Ich verstehe dich nicht (als ob sie das jemals getan hätte)!“
Blamieren? Ich stutzte. Mein Herz schlug bei dieser ungerechten Bemerkung wie ein aus dem Takt geratenes Uhrwerk.
Und was ist mit Muttis extraordinären Gewändern? Danach zu urteilen, müsste ich mich ja ständig blamiert fühlen, wollte ich erwidern, aber Omas eiskalter Blick ließ mir den Zungenbelag im Mund gefrieren, und ich vergaß sekundenlang zu atmen. Ihre Humorlosigkeit kannte offenbar keine Grenzen.
„Wenn Mathilde nicht geschlachtet worden wäre, hätte ich ja auch in meinem Zimmer übernachtet. Ganz sicher. Dann wäre das alles gar nicht passiert“, verteidigte ich mich schließlich mit kläglicher Stimme.
„Mathilde?“, fragte Oma verständnislos und zog beide Augenbrauen in die Höhe, was außergewöhnlich war, weil meistens nur die rechte in Funktion tritt, liebe Christine.

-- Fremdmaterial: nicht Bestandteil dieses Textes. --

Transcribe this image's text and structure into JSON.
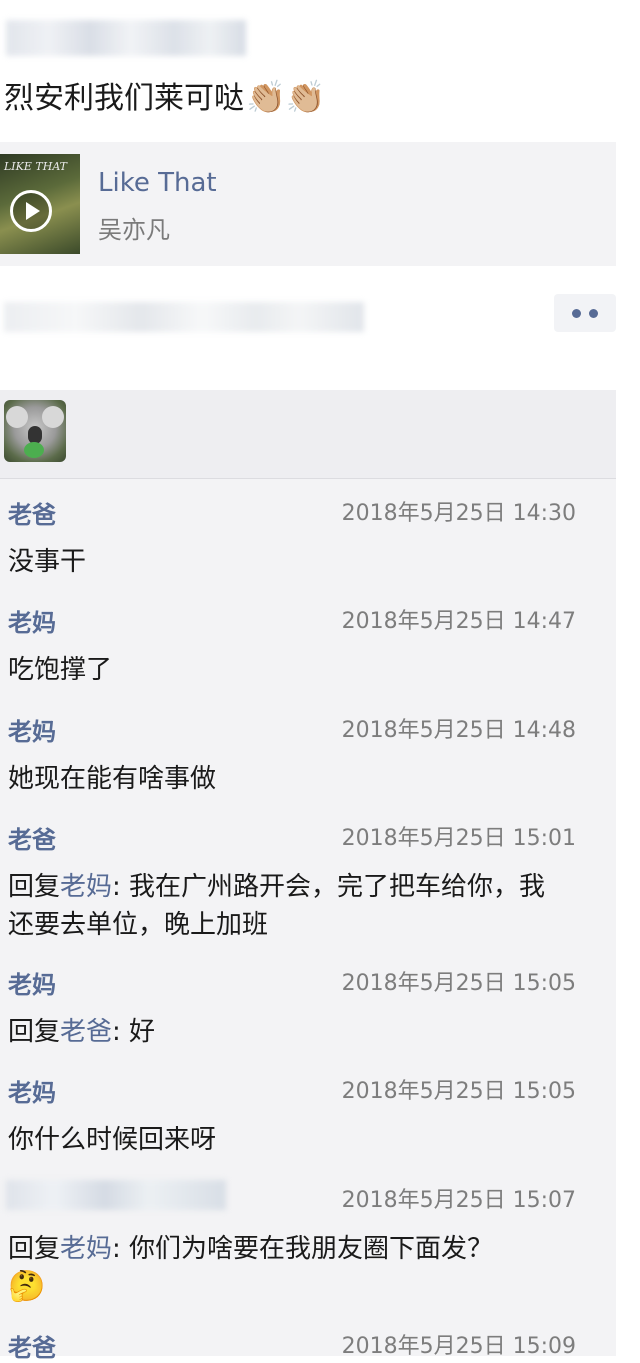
{
  "post": {
    "text": "烈安利我们莱可哒",
    "emoji": "👏🏼👏🏼"
  },
  "music": {
    "album_text": "LIKE THAT",
    "title": "Like That",
    "artist": "吴亦凡"
  },
  "icons": {
    "play": "play-icon",
    "more": "more-dots-icon",
    "avatar": "koala-avatar"
  },
  "colors": {
    "link_blue": "#576b95",
    "card_bg": "#f3f3f5",
    "time_gray": "#7d7d7d"
  },
  "comments": [
    {
      "name": "老爸",
      "time": "2018年5月25日 14:30",
      "prefix": "",
      "reply_to": "",
      "text": "没事干"
    },
    {
      "name": "老妈",
      "time": "2018年5月25日 14:47",
      "prefix": "",
      "reply_to": "",
      "text": "吃饱撑了"
    },
    {
      "name": "老妈",
      "time": "2018年5月25日 14:48",
      "prefix": "",
      "reply_to": "",
      "text": "她现在能有啥事做"
    },
    {
      "name": "老爸",
      "time": "2018年5月25日 15:01",
      "prefix": "回复",
      "reply_to": "老妈",
      "text": ": 我在广州路开会，完了把车给你，我还要去单位，晚上加班"
    },
    {
      "name": "老妈",
      "time": "2018年5月25日 15:05",
      "prefix": "回复",
      "reply_to": "老爸",
      "text": ": 好"
    },
    {
      "name": "老妈",
      "time": "2018年5月25日 15:05",
      "prefix": "",
      "reply_to": "",
      "text": "你什么时候回来呀"
    },
    {
      "name": "",
      "time": "2018年5月25日 15:07",
      "prefix": "回复",
      "reply_to": "老妈",
      "text": ": 你们为啥要在我朋友圈下面发？",
      "emoji": "🤔"
    },
    {
      "name": "老爸",
      "time": "2018年5月25日 15:09",
      "prefix": "",
      "reply_to": "",
      "text": ""
    }
  ]
}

„Hier auf dem Gut werden ab und an Kühe, Schweine und Kleinvieh geschlachtet, aber keine Frauen, die Mathilde oder sonstwie heißen.“
„A-a-a-aber Mathildchen war doch ein Schwein“, stammelte ich und spürte, wie mir die Tränen in die Augen schossen. Oma wusste noch nicht mal über die wichtigsten Tiere auf dem Hof Bescheid. Selbst deiner Tante war Mathilde ein Begriff; sie kannte die Sau sogar persönlich und nicht nur vom Hörensagen, liebe Christine. Jeder hier kannte Mathilde. Nur Oma Anita nicht.
Opa räusperte sich und sagte mit leisem Vorwurf in der Stimme: „Aber Anita. Die Mathilde musst du doch gekannt haben. Das war doch diese aparte Normand-Sau, die ich dir neulich auf dem Hof gezeigt habe, als Leni sie saubergespritzt hat.“
„Genau, Opa“, ergänzte ich. „Ich wollte doch nur sehen, ob die anderen Tiere sie schon vermissen und ob es ihnen gut geht.“
„Aber du hättest dich doch wenigstens bemerkbar machen können, als Axel den Riegel vor den Stall schob. Du bist doch sonst nicht auf den Mund gefallen“, grummelte Oma.
„Das habe ich gar nicht richtig mitbekommen. Ich war so sehr in meine Gedanken vertieft“, verteidigte ich mich. Schließlich hatte sich Helge in meinem Zimmer verschanzt, offenbar, um mich zum Schweigen zu bringen, für alle Ewigkeiten.
„Na, dann frühstücke erst mal; du wirst Hunger haben nach dieser ungemütlichen Nacht“, zeigte sich Oma sich endlich versöhnlich.

„Ach, Oma, ich ...“ … habe bereits bei Leni gegessen, wollte ich sagen, aber Muttis frostiger Blick ließ mich verstummen, und obwohl ich satt war wie ein gemästetes Huhn, Leni hatte mir noch einen riesigen Teller mit Stachelbeergrütze spendiert, aß ich zwei Stückchen Rhabarberkuchen, den Oma gestern gebacken hatte.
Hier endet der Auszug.